It has been a while since I have last written in here. It has actually been half a year, but who is counting, right? I still published a few posts in the meantime – well a while ago last year -, but those were mostly scheduled texts. I am not sure if this is me getting back into the blogosphere, but for now I am leaving this tiny update of the past half a year.
I would say that the main reason for being away was that I did not have much time to actually fully write something and publish it here. I did have a little free time, but honestly, in a matter of days, I really lost interest in writing for this blog. The thing is, the past two semesters – yeah; perks of not having extended Christmas holidays until February is that we get to finish our lectures at the end of March – were absolutely exhausting, in so many levels but mostly psychologically, so the little free time I had was basically used to catch up with my family and friends back home – yap, still in ‘terras de sua majestade’ (i.e. London) – and to watch tv shows. I have continued to check (the usual) blogs, but the will to write never really came back. Maybe now it is the time, maybe not.
I have always had a problem in judging my academic years until I had every single final result for all my modules, so I am not really sure how well or not this first year of my Masters is going. So far everything has been in the Distinction range, so hopefully it will at least stay there, though the goal is to reach Merit. But apart from that, I think it has been a good first year. The students have not pissed me off – though I cannot say the same about the people I live with, bloody lousy freshers -, the professors have not pissed me off, neither have the modules that I was doing – one final 4000-word-essay and I will be done for this year -, so this is basically the perfect academic experience ever. And finally I did not have my (future) thesis supervisor just throw a bloody random dissertation theme at me. Quite the contrary actually. Not only the professor gave me different options to choose from, he even let me know that other two professors had collections of their own that I could use for my thesis. And oh my, those two collections. Without saying much, they are from two extremely well-known and important sites in the United Kingdom and Tanzania – so, no pressure at all if I end up doing a thesis on one of them. As I still have another academic year ahead of me, nothing is decided yet, but the perspectives for my thesis dissertation are way better than they were for the past two I have written.
One of the best parts of this Masters is that it is mostly practical. Obviously there will always be theory behind it, otherwise it would be a very shitty science what we are doing, but I have never had this much amount of practical modules before – well, except for my year in Geology at FCUL. It was very exciting but at the same time quite stressful because that meant we had a lot of extra work to do. Funny part is that most of us had such a filled first semester, that it seemed we were doing nothing in the second one. The more I see how different universities work, and how different their Archaeology curricula are, the more I sort of do not dislike the idea of an administrative position.

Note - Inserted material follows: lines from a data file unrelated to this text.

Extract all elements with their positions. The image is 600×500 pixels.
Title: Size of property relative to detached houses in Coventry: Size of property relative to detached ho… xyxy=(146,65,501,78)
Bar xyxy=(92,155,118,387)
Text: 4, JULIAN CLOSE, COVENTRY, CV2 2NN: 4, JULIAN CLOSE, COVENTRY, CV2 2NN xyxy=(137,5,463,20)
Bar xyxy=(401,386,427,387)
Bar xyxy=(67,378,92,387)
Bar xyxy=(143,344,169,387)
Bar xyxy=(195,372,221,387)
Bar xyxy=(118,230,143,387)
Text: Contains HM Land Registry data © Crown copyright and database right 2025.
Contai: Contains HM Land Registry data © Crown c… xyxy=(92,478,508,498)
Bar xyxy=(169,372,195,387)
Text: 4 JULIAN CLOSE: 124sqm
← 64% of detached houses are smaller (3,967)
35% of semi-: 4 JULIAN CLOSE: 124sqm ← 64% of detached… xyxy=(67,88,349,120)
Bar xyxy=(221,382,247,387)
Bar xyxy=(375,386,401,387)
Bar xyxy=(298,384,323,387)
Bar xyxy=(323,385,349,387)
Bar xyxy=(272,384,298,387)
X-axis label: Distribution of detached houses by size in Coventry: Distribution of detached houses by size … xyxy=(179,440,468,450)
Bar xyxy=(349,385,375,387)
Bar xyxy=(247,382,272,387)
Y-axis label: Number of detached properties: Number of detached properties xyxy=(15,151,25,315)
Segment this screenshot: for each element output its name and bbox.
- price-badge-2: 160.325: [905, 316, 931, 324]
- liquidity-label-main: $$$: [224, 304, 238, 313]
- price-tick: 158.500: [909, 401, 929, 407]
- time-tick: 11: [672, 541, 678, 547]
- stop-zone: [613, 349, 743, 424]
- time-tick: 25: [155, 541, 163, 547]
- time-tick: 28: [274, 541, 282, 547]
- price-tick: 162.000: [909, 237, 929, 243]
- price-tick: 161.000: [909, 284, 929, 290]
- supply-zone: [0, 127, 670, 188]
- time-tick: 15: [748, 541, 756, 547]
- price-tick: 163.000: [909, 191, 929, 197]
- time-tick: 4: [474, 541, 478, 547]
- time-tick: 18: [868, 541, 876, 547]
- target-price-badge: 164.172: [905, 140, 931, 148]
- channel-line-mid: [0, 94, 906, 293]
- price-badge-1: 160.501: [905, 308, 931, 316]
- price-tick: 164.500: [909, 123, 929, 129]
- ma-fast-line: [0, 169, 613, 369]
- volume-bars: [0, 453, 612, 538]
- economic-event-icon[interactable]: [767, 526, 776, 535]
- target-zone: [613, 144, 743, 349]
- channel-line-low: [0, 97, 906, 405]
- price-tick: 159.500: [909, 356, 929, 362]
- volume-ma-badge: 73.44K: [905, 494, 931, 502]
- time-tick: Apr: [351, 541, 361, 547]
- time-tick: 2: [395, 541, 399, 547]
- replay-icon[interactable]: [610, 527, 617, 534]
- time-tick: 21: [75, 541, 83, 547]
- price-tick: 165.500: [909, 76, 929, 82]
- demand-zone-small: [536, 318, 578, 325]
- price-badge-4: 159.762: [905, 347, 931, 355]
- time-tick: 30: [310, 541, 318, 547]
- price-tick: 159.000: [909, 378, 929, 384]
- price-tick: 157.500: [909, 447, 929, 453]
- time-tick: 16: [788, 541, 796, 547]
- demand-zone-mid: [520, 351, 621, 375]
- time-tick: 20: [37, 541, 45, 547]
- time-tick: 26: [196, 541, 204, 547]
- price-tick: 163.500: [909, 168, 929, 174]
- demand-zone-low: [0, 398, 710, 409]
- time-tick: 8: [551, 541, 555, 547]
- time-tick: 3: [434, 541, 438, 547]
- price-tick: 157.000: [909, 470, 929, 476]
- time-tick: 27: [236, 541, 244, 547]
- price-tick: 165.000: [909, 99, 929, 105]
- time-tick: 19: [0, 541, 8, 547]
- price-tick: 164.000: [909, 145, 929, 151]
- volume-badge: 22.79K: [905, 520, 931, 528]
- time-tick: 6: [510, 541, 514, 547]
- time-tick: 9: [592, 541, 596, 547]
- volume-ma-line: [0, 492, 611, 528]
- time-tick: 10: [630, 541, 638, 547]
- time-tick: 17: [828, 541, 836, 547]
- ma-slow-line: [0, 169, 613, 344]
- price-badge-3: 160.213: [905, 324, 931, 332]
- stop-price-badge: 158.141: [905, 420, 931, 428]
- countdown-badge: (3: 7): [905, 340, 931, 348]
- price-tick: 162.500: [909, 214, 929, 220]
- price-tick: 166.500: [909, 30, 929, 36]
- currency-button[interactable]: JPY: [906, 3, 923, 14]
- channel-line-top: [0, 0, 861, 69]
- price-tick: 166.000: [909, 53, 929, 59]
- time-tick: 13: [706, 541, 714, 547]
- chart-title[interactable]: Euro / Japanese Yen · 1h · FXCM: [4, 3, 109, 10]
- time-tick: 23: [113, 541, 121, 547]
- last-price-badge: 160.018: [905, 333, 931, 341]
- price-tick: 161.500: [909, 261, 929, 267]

Being doing this Master as a part-time student, us being way far away from the richest periods of this century, and the fact that I am old enough to not depend entirely on my parents, meant it was time to find a part-time job. There are not that many part-time jobs that allow you to only work on specific days, so that whenever you have lectures you will not have to work. This basically means we are confined to work on retail. I am bloody grateful for the job that I have now, despite all the stress it has caused me. More than me being flexible, it is actually the managers that are quite flexible, which is more than great. I am not going to sugar coat it because most times it has been a nightmare to juggle my student and worker responsibilities. Even though I have only been working the minimum hours, most times it still meant I only had one free day during the week, and weekends off were frequently non-existent. This meant that the little free time I had was used to study, write my essays, and so forth. After a while it was easy to not have any will to write in here as I was mostly exhausted by the time I was free after dinner. And having this job meant that from October until now I only had two days of real holidays. Because I am working on retail and stores barely close – like really, we only close two days a year, Sunday Easter and Christmas Day -, and Christmas is our busiest time of the year, it meant no Christmas holidays at all, no New Years holidays at all, no going back home at all. This was bloody difficult to swallow because as students, no matter what, we are always too used to our weekends free, to our extensive holidays, and this was the moment that I basically realised that I am never getting that back again, even if I start working in academia. I guess it was about time to get into real adulthood. I am sorry but until you start working or until you have a family, you really do not have that many responsibilities. The life of a student is a blessing and a great privilege. Do not take it for granted. Adult responsibilities suck!
So basically these have been my last six months in London. It has not been pretty most of the time, but there is not much I can complain about. Or, I mean, I can complain but I cannot forget the privilege stool in which I am standing on top of. As I said, I do not know what this post really means, if I am coming back for real, if it will only be temporary. I guess we will see soon.